Bir daha asla işkence tezgahlarına düşmeyecek, asla tutuklanmayacaklar. İşte onların tüm yaşamlarına ve "siyasetlerine" yön veren budur.
Tabii, böyle olduğu için de, 12 Eylül"e karşı adam gibi bir "protesto eylemi" bile yapamazlar. O zaman ya tekrar gözaltına alınırlarsa!..
Mazallah! Karakteristik bir döneklik durumu. Bu ruh halini Orhan Pamuk çok açık söylüyor: "başımı belaya sokacak işlere girmem"!
Aslında kendilerine en uygun yer, "geceleri polis tarafından kaldırılma riskinin olmadığı" ÖDP ama, tasfiyeci şeflerin yanında onlara hiç bir kariyer düşmemesinden korkuyorlar.
Bu tipler, kariyerist ve megalomandır da. Yeniden Özgür Gündem"deki ahkam kesmeler de bunun ifadesi.
Kişilikleri biraz megaloman, biraz
arabesktir. Nostaljiyle, (tabii abartılar eşliğinde) hala çevresinde kendisini dinleyecek bir kaç kişi bulundurmaya çalışırlar. Kariyer hırslarını öyle tatmin ederler. Asla isimsiz kahraman olmak istemezler, "sıra neferliği" hiç onlara göre değildir. Devrimciliği bırakır, ama bunu çevresine söylemeye yediremez. Kendilerini hala devrimciymişcesine "pazarlamanın" yollarını ararlar.
Bunlardan biri sözkonusu röportajda kalkıp diyor ki, "78 kuşağının 68 kuşağına göre çıkarttığı çok daha büyük kitle, işçi ve öğrenci önderleri vardı."

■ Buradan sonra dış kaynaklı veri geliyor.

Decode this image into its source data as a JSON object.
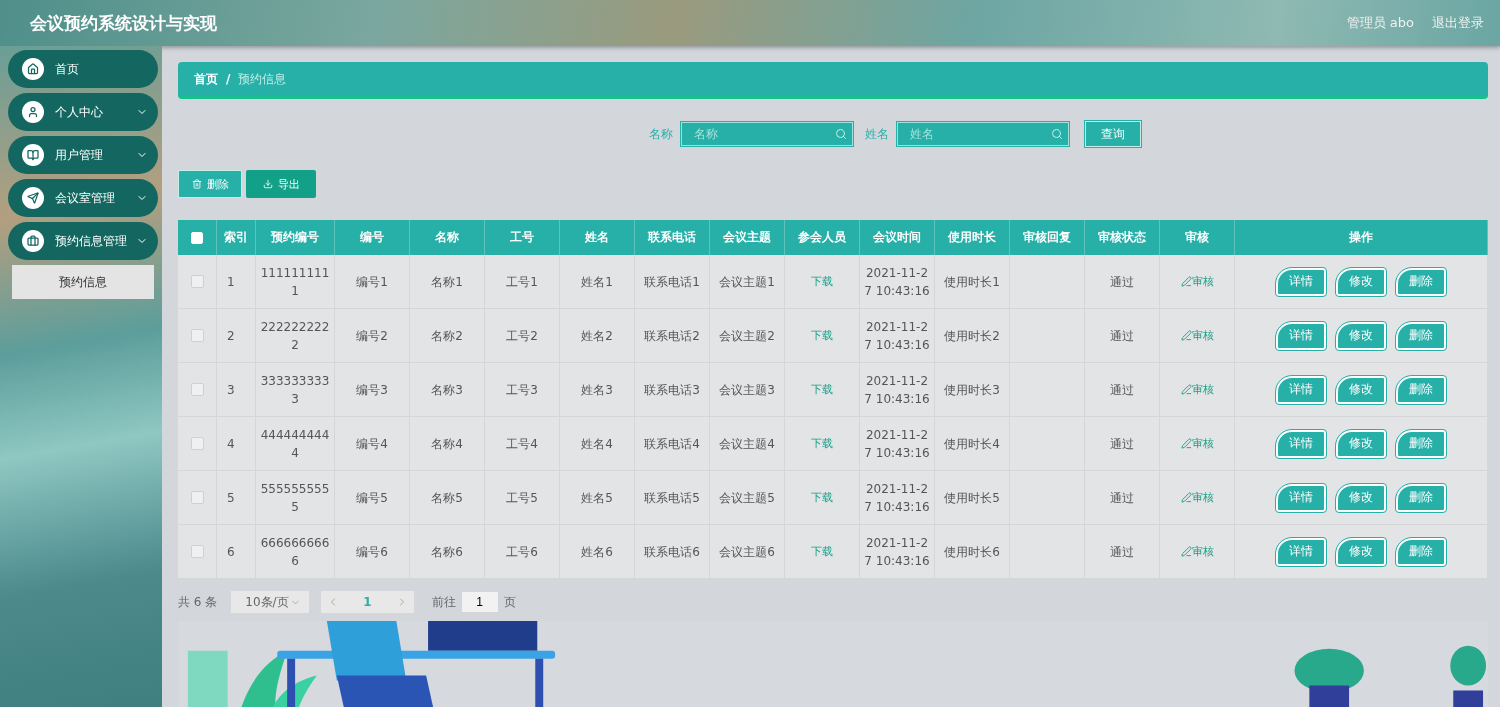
{
  "header": {
    "title": "会议预约系统设计与实现",
    "user": "管理员 abo",
    "logout": "退出登录"
  },
  "sidebar": {
    "items": [
      {
        "label": "首页",
        "submenu": false
      },
      {
        "label": "个人中心",
        "submenu": true
      },
      {
        "label": "用户管理",
        "submenu": true
      },
      {
        "label": "会议室管理",
        "submenu": true
      },
      {
        "label": "预约信息管理",
        "submenu": true,
        "children": [
          {
            "label": "预约信息",
            "selected": true
          }
        ]
      }
    ]
  },
  "breadcrumb": [
    {
      "label": "首页",
      "current": false
    },
    {
      "separator": "/"
    },
    {
      "label": "预约信息",
      "current": true
    }
  ],
  "search": [
    {
      "label": "名称",
      "placeholder": "名称"
    },
    {
      "label": "姓名",
      "placeholder": "姓名"
    }
  ],
  "search_button": "查询",
  "actions": [
    {
      "label": "删除",
      "kind": "delete"
    },
    {
      "label": "导出",
      "kind": "export"
    }
  ],
  "table": {
    "all_checked": false,
    "columns": [
      "索引",
      "预约编号",
      "编号",
      "名称",
      "工号",
      "姓名",
      "联系电话",
      "会议主题",
      "参会人员",
      "会议时间",
      "使用时长",
      "审核回复",
      "审核状态",
      "审核",
      "操作"
    ],
    "rows": [
      {
        "checked": false,
        "index": "1",
        "booking_no": "1111111111",
        "no": "编号1",
        "name": "名称1",
        "staff_no": "工号1",
        "person": "姓名1",
        "phone": "联系电话1",
        "topic": "会议主题1",
        "attendees": "下载",
        "time": "2021-11-27 10:43:16",
        "duration": "使用时长1",
        "status": "通过",
        "review": "审核",
        "ops": [
          "详情",
          "修改",
          "删除"
        ]
      },
      {
        "checked": false,
        "index": "2",
        "booking_no": "2222222222",
        "no": "编号2",
        "name": "名称2",
        "staff_no": "工号2",
        "person": "姓名2",
        "phone": "联系电话2",
        "topic": "会议主题2",
        "attendees": "下载",
        "time": "2021-11-27 10:43:16",
        "duration": "使用时长2",
        "status": "通过",
        "review": "审核",
        "ops": [
          "详情",
          "修改",
          "删除"
        ]
      },
      {
        "checked": false,
        "index": "3",
        "booking_no": "3333333333",
        "no": "编号3",
        "name": "名称3",
        "staff_no": "工号3",
        "person": "姓名3",
        "phone": "联系电话3",
        "topic": "会议主题3",
        "attendees": "下载",
        "time": "2021-11-27 10:43:16",
        "duration": "使用时长3",
        "status": "通过",
        "review": "审核",
        "ops": [
          "详情",
          "修改",
          "删除"
        ]
      },
      {
        "checked": false,
        "index": "4",
        "booking_no": "4444444444",
        "no": "编号4",
        "name": "名称4",
        "staff_no": "工号4",
        "person": "姓名4",
        "phone": "联系电话4",
        "topic": "会议主题4",
        "attendees": "下载",
        "time": "2021-11-27 10:43:16",
        "duration": "使用时长4",
        "status": "通过",
        "review": "审核",
        "ops": [
          "详情",
          "修改",
          "删除"
        ]
      },
      {
        "checked": false,
        "index": "5",
        "booking_no": "5555555555",
        "no": "编号5",
        "name": "名称5",
        "staff_no": "工号5",
        "person": "姓名5",
        "phone": "联系电话5",
        "topic": "会议主题5",
        "attendees": "下载",
        "time": "2021-11-27 10:43:16",
        "duration": "使用时长5",
        "status": "通过",
        "review": "审核",
        "ops": [
          "详情",
          "修改",
          "删除"
        ]
      },
      {
        "checked": false,
        "index": "6",
        "booking_no": "6666666666",
        "no": "编号6",
        "name": "名称6",
        "staff_no": "工号6",
        "person": "姓名6",
        "phone": "联系电话6",
        "topic": "会议主题6",
        "attendees": "下载",
        "time": "2021-11-27 10:43:16",
        "duration": "使用时长6",
        "status": "通过",
        "review": "审核",
        "ops": [
          "详情",
          "修改",
          "删除"
        ]
      }
    ]
  },
  "pagination": {
    "total": "共 6 条",
    "page_size": "10条/页",
    "pages": [
      {
        "label": "1",
        "selected": true
      }
    ],
    "goto_label": "前往",
    "goto_value": "1",
    "goto_suffix": "页"
  }
}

Şimdi 70"li yıllarda ortaya çıkan ilk mücadele önderlerinin önceki sürecin mücadelesine sempati temelinde geliştiğini, o mücadelelerin birbirinin devamı olduğunu, tarihsel, siyasal, örgütsel olgularla ortaya koymak gerekir ama yararsız. Onların derdi zaten o değil. Onlar, "78 kuşağı diye bir tarih yazıp özel bir misyon kazanmak" peşinde.
Yani yine aynı noktaya geliyoruz; kendilerini pazarlamak, artık vakıf mı olur, dernek mi, yoksa parlamento mu (asıl düşleri de odur) bir kariyer edinmek; dert bu.
"Emperyalizme ve oligarşiye karşı" vakıfçılık!
Bir öteki de "karşı devrim güçlerinin baskıcı ve kıyımcı niteliğini göz önüne alıp on uygun bir örgütlenme içerisine girmeyince süreç kesintiye uğradı" diye tahlil döktürüyor. O "baskıcı ve kıyımcı nitelik" sürdüğüne göre, kendisi ne yapıyor peki? "Vakıf" kuruyor. O baskıcı kıyımcı niteliğe uygun örgütlenme biçimi de "Vakıf" oluyor demek ki! Keşke 12 Eylül öncesi kursalardı bu vakıfları da "12 Eylül"de yenilmeseydik"!!!
Emperyalizme ve oligarşiye karşı... bir zamanlar neler önermiyorlardı ki?! Baktılar, devrimcilikte pabuç pahalı, baktılar AB"cilik revaçta, onlar da sırtlarını AB"ye yaslayıp vakıfçılık oynamaya başladılar.
Meşruluklarını, haklılıklarını inkar etmiş, kendilerini burjuvaziye ispat yarışındalar. Geçmişte elde edemediklerini, burjuvaziye yaslanarak elde etmeye çalışıyorlar.
Tabii, kendi başlarına ayakta kalmaları zor; bu yüzden şu veya bu kesime sığıntı olarak yaşamaya çalışıyorlar. Siyasi sığıntı olanların kendilerine ait bir beyinleri de kalmaz, başkalarının teorilerini, tahlillerini alıp kendi düşünceleri gibi tekrarlamaya başlarlar. Bakın, düne ve bugüne ilişkin söylediklerinin yüzde ellisi, tasfiyeci DY şeflerine, yüzde ellisi de, Kürt milliyetçilerine aittir. Çünkü sığındıkları kesimler de onlardır.
12 Eylül"de ölenlerden sözediyorlar her konuşmalarında. Ya 12 Eylülden bugüne katledilenler... ya, ve hala katledilenler... Onlardan niye sözetmiyorsunuz hiç? Onları niye görmezden geliyorsunuz? Kokteyllerinizde adını bile anamıyorsunuz onların, unutkanlıktan değil, utançtan. Çünkü mesela F tiplerinde direnenlerin, 97 şehidin adı geçtiğinde, oradaki kimse, karşısındakinin yüzüne bile bakamaz. Tabii biraz utanma duygusu kalanlardan sözediyoruz.
Ötekiler için söyleyeceğimiz bir çift sözden ibarettir: Sizden hiç bir şey olmaz. Burjuvaziye de yaramazsınız. Çekin rakıları, koyun teybe arabesk kasetleri... Buğulu beyinleriniz ve yüreklerinizle 12 Eylül yasakları üzerine sızlanmaya devam edin!